もう、あなたを愛したくありません〜ループを越えた物質主義の令嬢は形のない愛を求める〜

「キアラ、悪いが君はこのまま戦闘に加わって貰う。いいか?」

「私も戦います。それで、レオナルド様もお気付きかと存じますが、あの大量の魔獣は魔法で転移させているようですね。入口(ゲート)を探しているのですが……」

「あぁ。例のマナなのは間違いない。だが、あれは他所から魔獣を転移させているのではない」

 レオナルドは肌が張り付きそうなくらいキアラに顔を近付けて、小声で言った。

「彼らは魔獣そのものを作り出している」

「っ……」

 思考が止まって、身体を固くする。一瞬、彼が何を言っているのか分からなかった。
 生き物を作り出すなんて、神のような真似が出来るの?

「正しくは、生物を魔獣に変えている……ということだ。ゼロから作り上げているわけではない」

「あっ、それでしたら闇魔法で可能かもしれません。皇后の不自然な若返りと似た理論なのかも……。でも、よく気付きましたね」

 レオナルドは頷く。

「東部でも魔獣の大群が襲って来たんだ。そのときに調べた。最悪なことに、虫のような極小のものからも魔獣化が可能なようだ。因みに、強さはマナの量に比例するらしい」

「それは……」

 恐ろしい事実にキアラは口を閉ざした。
 虫なんてそこかしこにいるし、数も無尽蔵だ。仮にこの大量の魔獣の正体が羽虫だとしたら、無限に湧いてくるのも納得だ。
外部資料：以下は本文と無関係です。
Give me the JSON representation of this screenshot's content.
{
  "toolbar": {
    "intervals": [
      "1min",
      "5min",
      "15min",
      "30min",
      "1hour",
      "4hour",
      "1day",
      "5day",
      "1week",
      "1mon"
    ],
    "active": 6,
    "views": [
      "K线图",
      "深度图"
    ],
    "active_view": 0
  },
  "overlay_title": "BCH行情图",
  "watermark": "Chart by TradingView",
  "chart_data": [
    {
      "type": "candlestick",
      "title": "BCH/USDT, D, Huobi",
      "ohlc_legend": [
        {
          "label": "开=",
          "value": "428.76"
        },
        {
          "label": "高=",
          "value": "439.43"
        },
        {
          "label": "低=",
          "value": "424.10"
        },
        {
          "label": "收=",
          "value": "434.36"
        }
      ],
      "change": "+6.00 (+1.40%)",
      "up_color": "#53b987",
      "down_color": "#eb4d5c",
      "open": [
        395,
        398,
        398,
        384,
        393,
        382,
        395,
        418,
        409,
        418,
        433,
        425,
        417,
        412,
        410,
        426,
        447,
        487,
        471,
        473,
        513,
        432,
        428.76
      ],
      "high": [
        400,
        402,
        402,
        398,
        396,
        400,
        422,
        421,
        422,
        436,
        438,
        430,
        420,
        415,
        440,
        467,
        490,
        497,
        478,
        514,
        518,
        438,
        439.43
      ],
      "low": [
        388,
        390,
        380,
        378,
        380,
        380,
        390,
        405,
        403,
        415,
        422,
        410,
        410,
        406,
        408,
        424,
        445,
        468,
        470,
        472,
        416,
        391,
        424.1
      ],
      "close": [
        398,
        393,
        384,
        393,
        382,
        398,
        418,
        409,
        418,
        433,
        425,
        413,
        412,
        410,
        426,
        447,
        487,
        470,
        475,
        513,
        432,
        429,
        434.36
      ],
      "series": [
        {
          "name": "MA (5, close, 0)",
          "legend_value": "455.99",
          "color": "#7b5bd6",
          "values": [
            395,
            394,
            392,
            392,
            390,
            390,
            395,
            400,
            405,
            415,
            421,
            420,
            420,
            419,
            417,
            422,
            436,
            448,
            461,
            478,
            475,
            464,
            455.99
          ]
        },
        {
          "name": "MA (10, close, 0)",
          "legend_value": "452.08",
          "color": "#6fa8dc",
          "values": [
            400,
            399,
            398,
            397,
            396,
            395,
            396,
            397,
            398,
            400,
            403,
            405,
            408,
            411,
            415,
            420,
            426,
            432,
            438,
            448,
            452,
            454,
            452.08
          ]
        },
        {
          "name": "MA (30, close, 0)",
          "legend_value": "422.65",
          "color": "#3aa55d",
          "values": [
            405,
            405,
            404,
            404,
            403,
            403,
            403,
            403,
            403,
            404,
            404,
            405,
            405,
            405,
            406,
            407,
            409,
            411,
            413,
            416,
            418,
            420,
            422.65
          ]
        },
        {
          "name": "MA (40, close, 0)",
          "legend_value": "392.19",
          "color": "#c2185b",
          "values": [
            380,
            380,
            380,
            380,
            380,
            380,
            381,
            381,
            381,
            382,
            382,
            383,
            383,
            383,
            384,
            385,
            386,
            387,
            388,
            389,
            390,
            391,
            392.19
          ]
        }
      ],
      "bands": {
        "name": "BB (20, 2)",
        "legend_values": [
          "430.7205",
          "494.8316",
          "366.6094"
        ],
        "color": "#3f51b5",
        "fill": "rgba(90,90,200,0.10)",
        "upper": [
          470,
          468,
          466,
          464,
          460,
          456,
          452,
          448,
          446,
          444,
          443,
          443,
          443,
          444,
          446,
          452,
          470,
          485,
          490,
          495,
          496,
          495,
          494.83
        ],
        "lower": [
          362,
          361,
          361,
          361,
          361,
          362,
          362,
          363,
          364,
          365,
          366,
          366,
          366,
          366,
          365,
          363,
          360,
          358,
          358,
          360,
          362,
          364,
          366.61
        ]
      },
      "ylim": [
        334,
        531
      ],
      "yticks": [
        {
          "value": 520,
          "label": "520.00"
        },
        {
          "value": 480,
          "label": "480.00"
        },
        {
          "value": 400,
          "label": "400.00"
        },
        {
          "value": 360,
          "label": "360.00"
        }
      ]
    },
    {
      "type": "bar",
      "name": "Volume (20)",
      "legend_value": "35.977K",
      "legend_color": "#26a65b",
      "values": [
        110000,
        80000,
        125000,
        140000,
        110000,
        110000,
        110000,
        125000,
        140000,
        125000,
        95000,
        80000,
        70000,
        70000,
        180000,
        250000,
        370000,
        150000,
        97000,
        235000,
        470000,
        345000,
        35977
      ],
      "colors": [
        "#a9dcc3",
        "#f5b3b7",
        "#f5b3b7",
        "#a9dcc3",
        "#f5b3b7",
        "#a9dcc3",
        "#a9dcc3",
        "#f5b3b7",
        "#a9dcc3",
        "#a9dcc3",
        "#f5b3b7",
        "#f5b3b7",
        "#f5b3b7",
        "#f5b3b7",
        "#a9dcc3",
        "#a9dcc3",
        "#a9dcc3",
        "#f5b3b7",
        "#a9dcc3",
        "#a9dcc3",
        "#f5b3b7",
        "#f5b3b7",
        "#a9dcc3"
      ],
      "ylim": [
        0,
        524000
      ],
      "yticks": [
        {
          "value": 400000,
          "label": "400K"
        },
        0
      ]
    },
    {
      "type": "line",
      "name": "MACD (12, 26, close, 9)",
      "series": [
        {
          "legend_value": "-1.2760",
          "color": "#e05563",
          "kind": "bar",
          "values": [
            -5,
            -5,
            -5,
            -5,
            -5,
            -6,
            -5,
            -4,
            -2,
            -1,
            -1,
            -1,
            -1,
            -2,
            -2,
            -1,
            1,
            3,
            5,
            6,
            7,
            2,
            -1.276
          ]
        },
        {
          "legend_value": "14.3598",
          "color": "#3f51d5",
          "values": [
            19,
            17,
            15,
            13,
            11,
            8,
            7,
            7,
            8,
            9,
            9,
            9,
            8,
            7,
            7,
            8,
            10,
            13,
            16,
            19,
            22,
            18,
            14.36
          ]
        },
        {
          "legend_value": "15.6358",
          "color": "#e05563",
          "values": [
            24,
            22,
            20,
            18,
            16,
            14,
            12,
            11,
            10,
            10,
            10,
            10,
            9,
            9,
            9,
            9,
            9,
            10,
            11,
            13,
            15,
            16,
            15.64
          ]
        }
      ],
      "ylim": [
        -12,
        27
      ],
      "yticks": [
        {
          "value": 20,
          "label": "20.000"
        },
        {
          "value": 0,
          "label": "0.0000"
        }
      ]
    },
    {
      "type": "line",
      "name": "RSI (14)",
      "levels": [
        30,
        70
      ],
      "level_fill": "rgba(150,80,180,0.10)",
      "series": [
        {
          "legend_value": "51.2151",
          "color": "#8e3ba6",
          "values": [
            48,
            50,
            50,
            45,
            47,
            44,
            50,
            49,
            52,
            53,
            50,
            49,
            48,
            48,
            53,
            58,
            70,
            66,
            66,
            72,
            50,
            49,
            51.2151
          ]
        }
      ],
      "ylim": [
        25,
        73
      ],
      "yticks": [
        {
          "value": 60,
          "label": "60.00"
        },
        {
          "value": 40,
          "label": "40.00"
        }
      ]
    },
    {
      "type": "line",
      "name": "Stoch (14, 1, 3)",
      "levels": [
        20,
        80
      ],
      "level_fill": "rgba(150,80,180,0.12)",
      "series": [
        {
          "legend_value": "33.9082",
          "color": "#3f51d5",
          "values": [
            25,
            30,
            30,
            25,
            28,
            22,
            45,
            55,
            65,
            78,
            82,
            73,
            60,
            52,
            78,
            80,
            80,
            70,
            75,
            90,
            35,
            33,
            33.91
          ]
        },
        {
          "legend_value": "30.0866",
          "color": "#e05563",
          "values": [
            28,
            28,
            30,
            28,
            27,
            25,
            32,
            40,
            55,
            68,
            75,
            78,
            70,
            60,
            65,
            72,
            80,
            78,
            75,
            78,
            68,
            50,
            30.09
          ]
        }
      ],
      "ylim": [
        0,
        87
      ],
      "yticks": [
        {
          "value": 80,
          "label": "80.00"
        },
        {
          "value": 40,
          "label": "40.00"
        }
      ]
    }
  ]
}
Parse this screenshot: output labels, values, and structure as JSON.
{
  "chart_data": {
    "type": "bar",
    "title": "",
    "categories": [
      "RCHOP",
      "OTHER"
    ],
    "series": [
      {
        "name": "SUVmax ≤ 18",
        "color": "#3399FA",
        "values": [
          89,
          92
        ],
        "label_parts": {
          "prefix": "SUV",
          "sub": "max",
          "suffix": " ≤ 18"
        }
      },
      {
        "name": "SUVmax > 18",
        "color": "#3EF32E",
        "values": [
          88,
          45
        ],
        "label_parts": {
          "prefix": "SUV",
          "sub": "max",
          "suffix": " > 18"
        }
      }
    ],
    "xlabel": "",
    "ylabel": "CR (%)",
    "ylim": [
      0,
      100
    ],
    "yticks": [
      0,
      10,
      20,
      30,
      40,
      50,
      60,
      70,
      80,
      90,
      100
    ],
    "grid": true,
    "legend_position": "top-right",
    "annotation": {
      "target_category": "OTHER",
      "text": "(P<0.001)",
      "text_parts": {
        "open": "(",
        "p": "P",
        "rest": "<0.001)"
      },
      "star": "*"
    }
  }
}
「レオナルド様が東部へ向かったのも、皇后の差し向けと……」

「そうなるな。皇都に戻ってきて驚いたよ。第二皇子(おとうと)絡みの事件とかな。俺が宮廷から離れている間に、皇后が不穏な動きをしていたらしいな」

「今や皇后陛下の最大の障壁は皇太子殿下ですから」

 レオナルドは答える代わりにふっと笑ってみせた。久し振りに会えた婚約者ともっと話したいところだが、お楽しみは全てを片付けてからにしよう。

「我々が探すのは、魔獣を操っている魔道具の持ち主だ」

「承知しました。先ほどからマナの流れを追っているのですが、一つに絞れられなくて………………!?」

 その時、目が合った。
 ダミアーノ・ヴィッツィオ小公爵だ。